Fünf Minuten vor der Pause konnte sich dann auch Dominik Kisiel auszeichnen. Der reaktionsschnelle Torhüter des VfB parierte gegen den besten Wolfsburger, Leon Henze. Es sollte ein Warnschuss sein, denn nach dem Wechsel wurde Wolfsburg deutlich stärker. Zuvor allerdings kassierten die Gäste noch das 0:3. Nach einem feinen Zuspiel von Pascal Richter, der sich auf der rechten Seite immer wieder durchsetzen konnte, musste Maik Lukowicz den Ball nur noch ins leere Tor schießen (41.).

Die klare Führung verleitete die Oldenburger in der zweiten Halbzeit indes dazu, in den Verwaltungsmodus zu schalten. Zwar hatten die Blauen durchaus noch ihre Möglichkeiten, doch die Wolfsburger gaben jetzt mehr und mehr den Ton an und kamen durch Henze zum Anschluss (53.). Marco Elia reagierte im weiteren Spielverlauf mit drei Wechseln, brachte Pascal Steinwender, Ibrahim Temin und Bernard Suffner ins Spiel, doch echten Zugriff auf das Tun hatte der VfB jetzt nicht mehr. Zudem spielen die Oldenburger ihre Konter nicht mit akribischer Genauigkeit aus. Statt Wolfsburg mit dem vierten Tor den entscheidenden Wirkungstreffer zu verpassen, konnte der VfB sich beim starken Dominik Kisiel bedanken, dass es am Ende beim 3:1 blieb.

„Wir haben gut angefangen, aber über die zweite Halbzeit hülle ich hier den Mantel des Schweigens. Das werden wir sehr genau aufarbeiten“, erklärte Marco Elia nach dem Spiel.
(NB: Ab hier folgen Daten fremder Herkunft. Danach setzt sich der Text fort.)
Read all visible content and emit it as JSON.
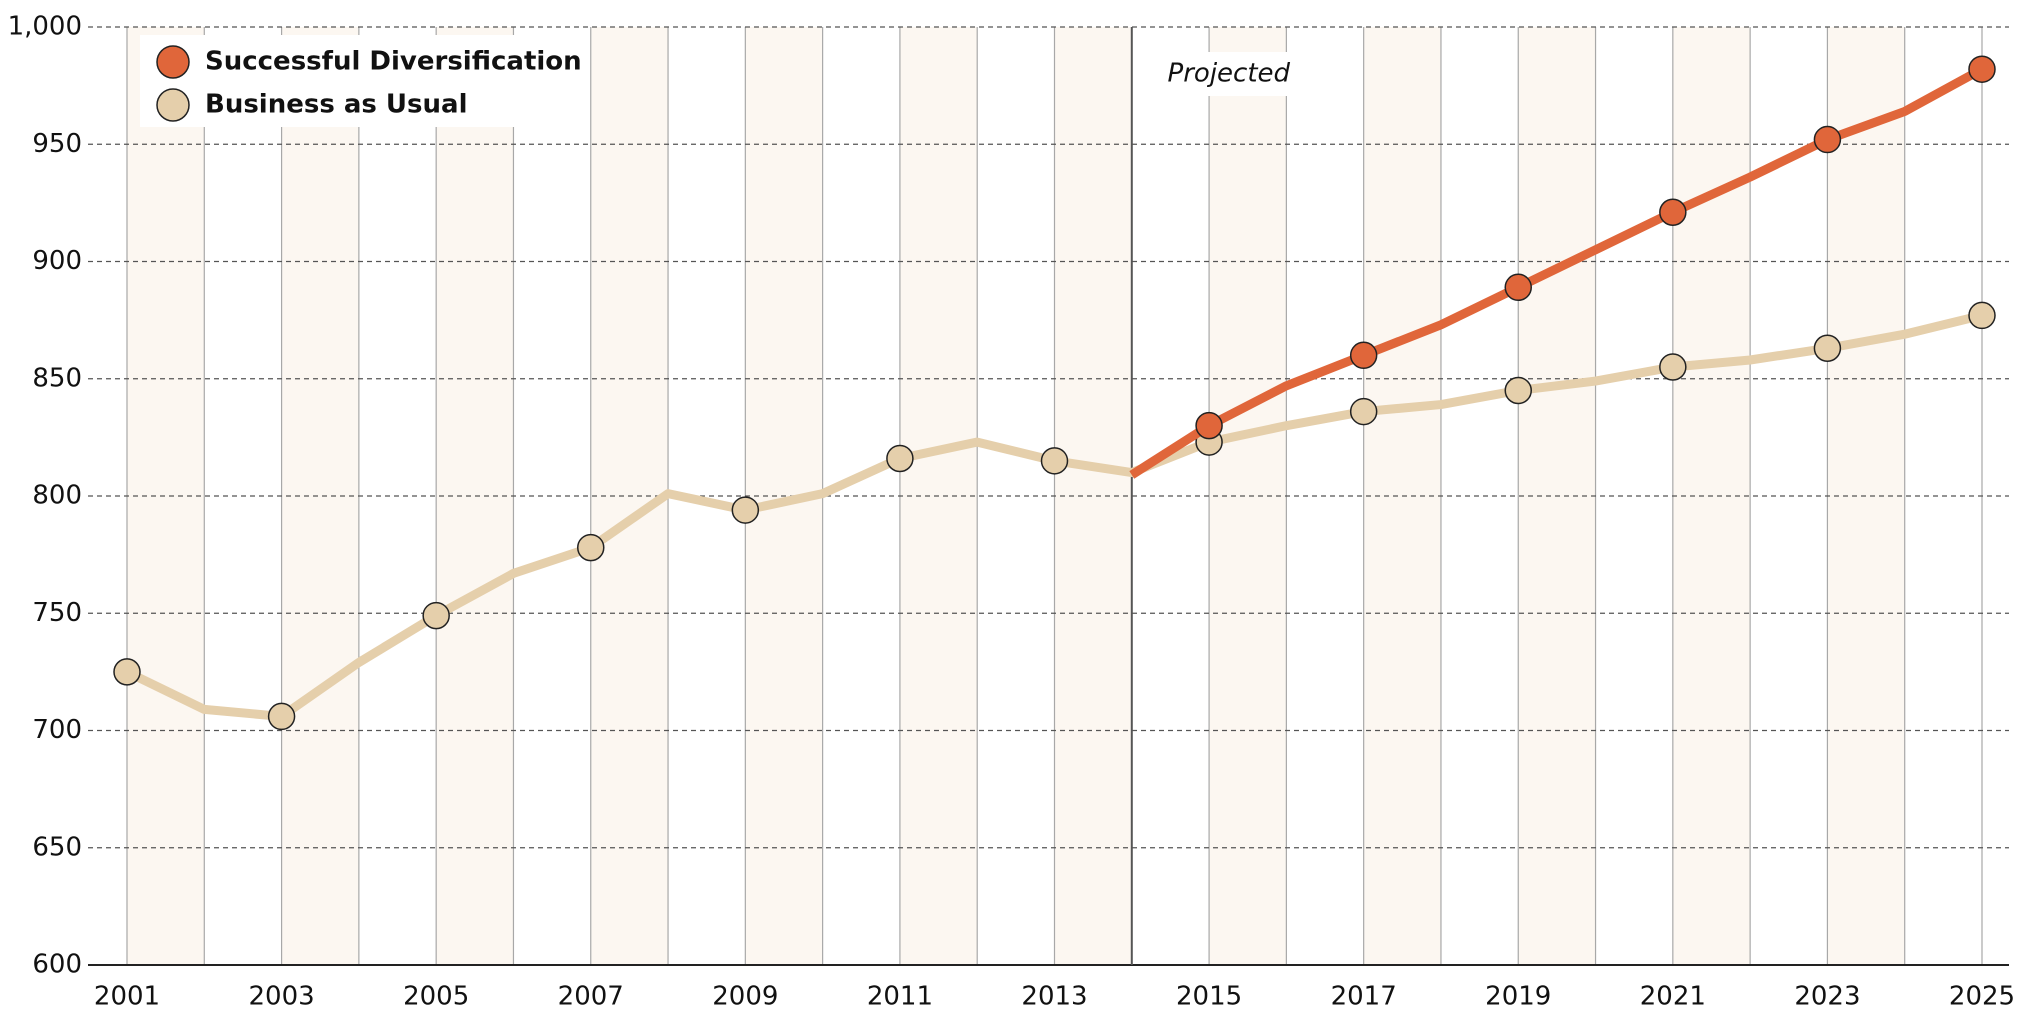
{
  "chart_data": {
    "type": "line",
    "categories": [
      "2001",
      null,
      "2003",
      null,
      "2005",
      null,
      "2007",
      null,
      "2009",
      null,
      "2011",
      null,
      "2013",
      null,
      "2015",
      null,
      "2017",
      null,
      "2019",
      null,
      "2021",
      null,
      "2023",
      null,
      "2025"
    ],
    "series": [
      {
        "name": "Successful Diversification",
        "color": "#e0663a",
        "values": [
          null,
          null,
          null,
          null,
          null,
          null,
          null,
          null,
          null,
          null,
          null,
          null,
          null,
          809,
          830,
          847,
          860,
          873,
          889,
          905,
          921,
          936,
          952,
          964,
          982
        ]
      },
      {
        "name": "Business as Usual",
        "color": "#e5cfab",
        "values": [
          725,
          709,
          706,
          729,
          749,
          767,
          778,
          801,
          794,
          801,
          816,
          823,
          815,
          810,
          823,
          830,
          836,
          839,
          845,
          849,
          855,
          858,
          863,
          869,
          877
        ]
      }
    ],
    "ylim": [
      600,
      1000
    ],
    "yticks": [
      600,
      650,
      700,
      750,
      800,
      850,
      900,
      950,
      {
        "value": 1000,
        "label": "1,000"
      }
    ],
    "grid": true,
    "legend": "upper-left",
    "annotations": [
      {
        "text": "Projected"
      }
    ]
  }
}
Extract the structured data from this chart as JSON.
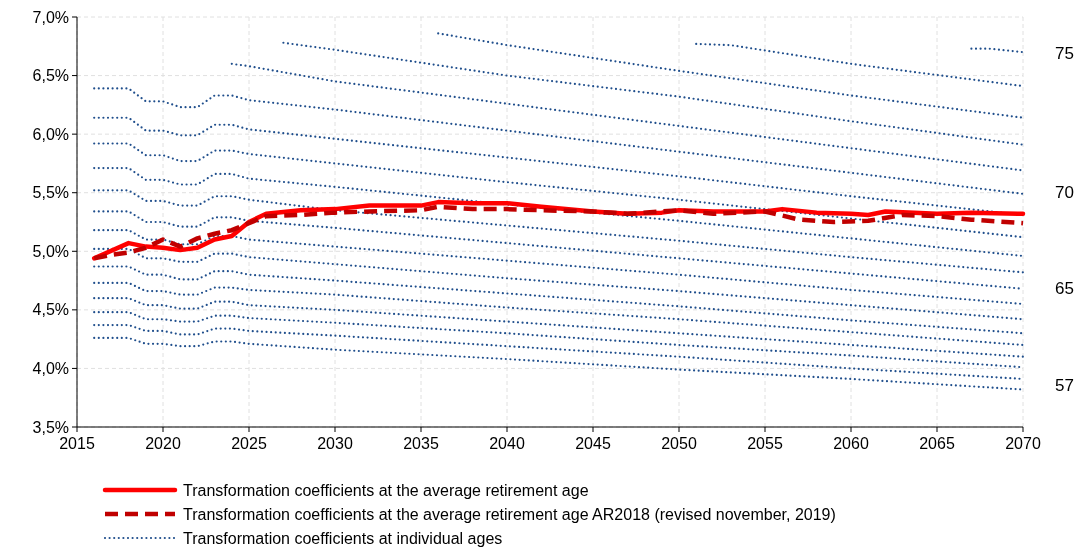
{
  "chart_data": {
    "type": "line",
    "xlim": [
      2015,
      2070
    ],
    "xticks": [
      2015,
      2020,
      2025,
      2030,
      2035,
      2040,
      2045,
      2050,
      2055,
      2060,
      2065,
      2070
    ],
    "ylim": [
      3.5,
      7.0
    ],
    "yticks": [
      {
        "value": 3.5,
        "label": "3,5%"
      },
      {
        "value": 4.0,
        "label": "4,0%"
      },
      {
        "value": 4.5,
        "label": "4,5%"
      },
      {
        "value": 5.0,
        "label": "5,0%"
      },
      {
        "value": 5.5,
        "label": "5,5%"
      },
      {
        "value": 6.0,
        "label": "6,0%"
      },
      {
        "value": 6.5,
        "label": "6,5%"
      },
      {
        "value": 7.0,
        "label": "7,0%"
      }
    ],
    "grid": true,
    "legend": "bottom",
    "x": [
      2016,
      2018,
      2019,
      2020,
      2021,
      2022,
      2023,
      2024,
      2025,
      2030,
      2040,
      2050,
      2060,
      2070
    ],
    "series": [
      {
        "name": "Transformation coefficients at the average retirement age",
        "color": "#ff0000",
        "line_style": "solid",
        "x": [
          2016,
          2018,
          2019,
          2020,
          2021,
          2022,
          2023,
          2024,
          2025,
          2026,
          2028,
          2030,
          2032,
          2035,
          2036,
          2038,
          2040,
          2042,
          2045,
          2047,
          2049,
          2050,
          2052,
          2055,
          2056,
          2058,
          2060,
          2061,
          2062,
          2065,
          2067,
          2070
        ],
        "values": [
          4.94,
          5.07,
          5.04,
          5.03,
          5.01,
          5.03,
          5.1,
          5.13,
          5.25,
          5.32,
          5.35,
          5.36,
          5.39,
          5.39,
          5.42,
          5.41,
          5.41,
          5.38,
          5.34,
          5.32,
          5.33,
          5.35,
          5.34,
          5.34,
          5.36,
          5.33,
          5.32,
          5.31,
          5.34,
          5.32,
          5.33,
          5.32
        ]
      },
      {
        "name": "Transformation coefficients at the average retirement age AR2018 (revised november, 2019)",
        "color": "#c00000",
        "line_style": "dashed",
        "x": [
          2016,
          2017,
          2018,
          2019,
          2020,
          2021,
          2022,
          2023,
          2024,
          2025,
          2026,
          2028,
          2030,
          2032,
          2035,
          2036,
          2038,
          2040,
          2042,
          2045,
          2047,
          2050,
          2052,
          2055,
          2057,
          2059,
          2061,
          2063,
          2065,
          2067,
          2069,
          2070
        ],
        "values": [
          4.94,
          4.97,
          4.99,
          5.03,
          5.1,
          5.04,
          5.11,
          5.15,
          5.18,
          5.24,
          5.3,
          5.31,
          5.33,
          5.34,
          5.35,
          5.38,
          5.36,
          5.36,
          5.35,
          5.34,
          5.32,
          5.35,
          5.32,
          5.34,
          5.27,
          5.25,
          5.26,
          5.31,
          5.3,
          5.27,
          5.25,
          5.24
        ]
      },
      {
        "name": "Transformation coefficients at individual ages",
        "color": "#1f4e8c",
        "line_style": "dotted",
        "values": [
          4.26,
          4.26,
          4.21,
          4.21,
          4.19,
          4.19,
          4.23,
          4.23,
          4.21,
          4.16,
          4.08,
          3.99,
          3.91,
          3.82
        ]
      },
      {
        "color": "#1f4e8c",
        "line_style": "dotted",
        "values": [
          4.37,
          4.37,
          4.32,
          4.32,
          4.29,
          4.29,
          4.34,
          4.34,
          4.32,
          4.28,
          4.19,
          4.1,
          4.0,
          3.91
        ]
      },
      {
        "color": "#1f4e8c",
        "line_style": "dotted",
        "values": [
          4.48,
          4.48,
          4.42,
          4.42,
          4.4,
          4.4,
          4.45,
          4.45,
          4.43,
          4.39,
          4.3,
          4.2,
          4.11,
          4.01
        ]
      },
      {
        "color": "#1f4e8c",
        "line_style": "dotted",
        "values": [
          4.6,
          4.6,
          4.54,
          4.54,
          4.51,
          4.51,
          4.57,
          4.57,
          4.54,
          4.5,
          4.4,
          4.3,
          4.2,
          4.1
        ]
      },
      {
        "color": "#1f4e8c",
        "line_style": "dotted",
        "values": [
          4.73,
          4.73,
          4.66,
          4.66,
          4.63,
          4.63,
          4.69,
          4.69,
          4.67,
          4.63,
          4.52,
          4.42,
          4.31,
          4.2
        ]
      },
      {
        "color": "#1f4e8c",
        "line_style": "dotted",
        "values": [
          4.87,
          4.87,
          4.8,
          4.8,
          4.76,
          4.76,
          4.83,
          4.83,
          4.8,
          4.75,
          4.64,
          4.53,
          4.41,
          4.3
        ]
      },
      {
        "color": "#1f4e8c",
        "line_style": "dotted",
        "values": [
          5.02,
          5.02,
          4.94,
          4.94,
          4.91,
          4.91,
          4.98,
          4.98,
          4.95,
          4.89,
          4.77,
          4.66,
          4.54,
          4.42
        ]
      },
      {
        "color": "#1f4e8c",
        "line_style": "dotted",
        "values": [
          5.18,
          5.18,
          5.1,
          5.1,
          5.06,
          5.06,
          5.13,
          5.13,
          5.1,
          5.04,
          4.92,
          4.8,
          4.67,
          4.55
        ]
      },
      {
        "color": "#1f4e8c",
        "line_style": "dotted",
        "values": [
          5.34,
          5.34,
          5.25,
          5.25,
          5.21,
          5.21,
          5.29,
          5.29,
          5.26,
          5.2,
          5.07,
          4.94,
          4.81,
          4.68
        ]
      },
      {
        "color": "#1f4e8c",
        "line_style": "dotted",
        "values": [
          5.52,
          5.52,
          5.43,
          5.43,
          5.39,
          5.39,
          5.47,
          5.47,
          5.44,
          5.35,
          5.22,
          5.09,
          4.95,
          4.82
        ]
      },
      {
        "color": "#1f4e8c",
        "line_style": "dotted",
        "values": [
          5.71,
          5.71,
          5.61,
          5.61,
          5.57,
          5.57,
          5.66,
          5.66,
          5.62,
          5.55,
          5.4,
          5.26,
          5.11,
          4.96
        ]
      },
      {
        "color": "#1f4e8c",
        "line_style": "dotted",
        "values": [
          5.92,
          5.92,
          5.82,
          5.82,
          5.77,
          5.77,
          5.86,
          5.86,
          5.83,
          5.75,
          5.59,
          5.44,
          5.28,
          5.12
        ]
      },
      {
        "color": "#1f4e8c",
        "line_style": "dotted",
        "values": [
          6.14,
          6.14,
          6.03,
          6.03,
          5.99,
          5.99,
          6.08,
          6.08,
          6.04,
          5.96,
          5.8,
          5.64,
          5.47,
          5.31
        ]
      },
      {
        "color": "#1f4e8c",
        "line_style": "dotted",
        "values": [
          6.39,
          6.39,
          6.28,
          6.28,
          6.23,
          6.23,
          6.33,
          6.33,
          6.29,
          6.21,
          6.03,
          5.85,
          5.67,
          5.49
        ]
      },
      {
        "color": "#1f4e8c",
        "line_style": "dotted",
        "values": [
          null,
          null,
          null,
          null,
          null,
          null,
          null,
          6.6,
          6.58,
          6.45,
          6.26,
          6.07,
          5.88,
          5.69
        ]
      },
      {
        "color": "#1f4e8c",
        "line_style": "dotted",
        "x": [
          2027,
          2030,
          2040,
          2050,
          2060,
          2070
        ],
        "values": [
          6.78,
          6.72,
          6.5,
          6.32,
          6.11,
          5.91
        ]
      },
      {
        "color": "#1f4e8c",
        "line_style": "dotted",
        "x": [
          2036,
          2040,
          2050,
          2060,
          2070
        ],
        "values": [
          6.86,
          6.76,
          6.54,
          6.33,
          6.14
        ]
      },
      {
        "color": "#1f4e8c",
        "line_style": "dotted",
        "x": [
          2051,
          2053,
          2060,
          2070
        ],
        "values": [
          6.77,
          6.76,
          6.6,
          6.41
        ]
      },
      {
        "color": "#1f4e8c",
        "line_style": "dotted",
        "x": [
          2067,
          2068,
          2070
        ],
        "values": [
          6.73,
          6.73,
          6.7
        ]
      }
    ],
    "annotations": [
      "75",
      "70",
      "65",
      "57"
    ]
  }
}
VfB Oldenburg: 1 Dominik Kisiel – 17 Leonel Kadiata, 4 Angelos Argyris, 6 Okan Erdogan, 27 Süleyman Celikyurt – 10 Gazi Siala, 30 Lennart Madroch, 3 Dominique Ndure (80. 14 Bernard Suffner) – 18 Pascal Richter, 11 Kifuta Kiala Makangu (62. 7 Pascal Steinwender), 16 Maik Lukowicz (69. 20 Ibrahim Temin)
Trainer: Marco Elia

Lupo Martini Wolfsburg: 1 Marius Sauß – 8 Dennis Jungk (46. 14 Simon Böhm), 13 Jan Neuwirt, 4 Jan Ademeit, 37 Marcel Kohn, 18 Nils Bremer – 77 Siim Tenno, 15 Rico Schlimpert, 10 Leon Henze – 7 Andrea Rizzo, 9 Timon Hallmann (46. 66 Sulhattin Capli)
Trainer: Klaus Fricke

Tore: 1:0 Kifuta Kiala Makangu (2.); 2:0 Maik Lukowicz (4.); 3:0 Maik Lukowicz (41.); 3:1 Leon Henze (52.)
Schiedsrichter: Murat Yilmaz – Assistenten: Henry Wagner, Björn Lassen
Zuschauer: 912 im Marschweg-Stadion
Gelbe Karte: Ibrahim Temin (2.) / Rico Schlimpert (3.), Timon Hallmann (3.)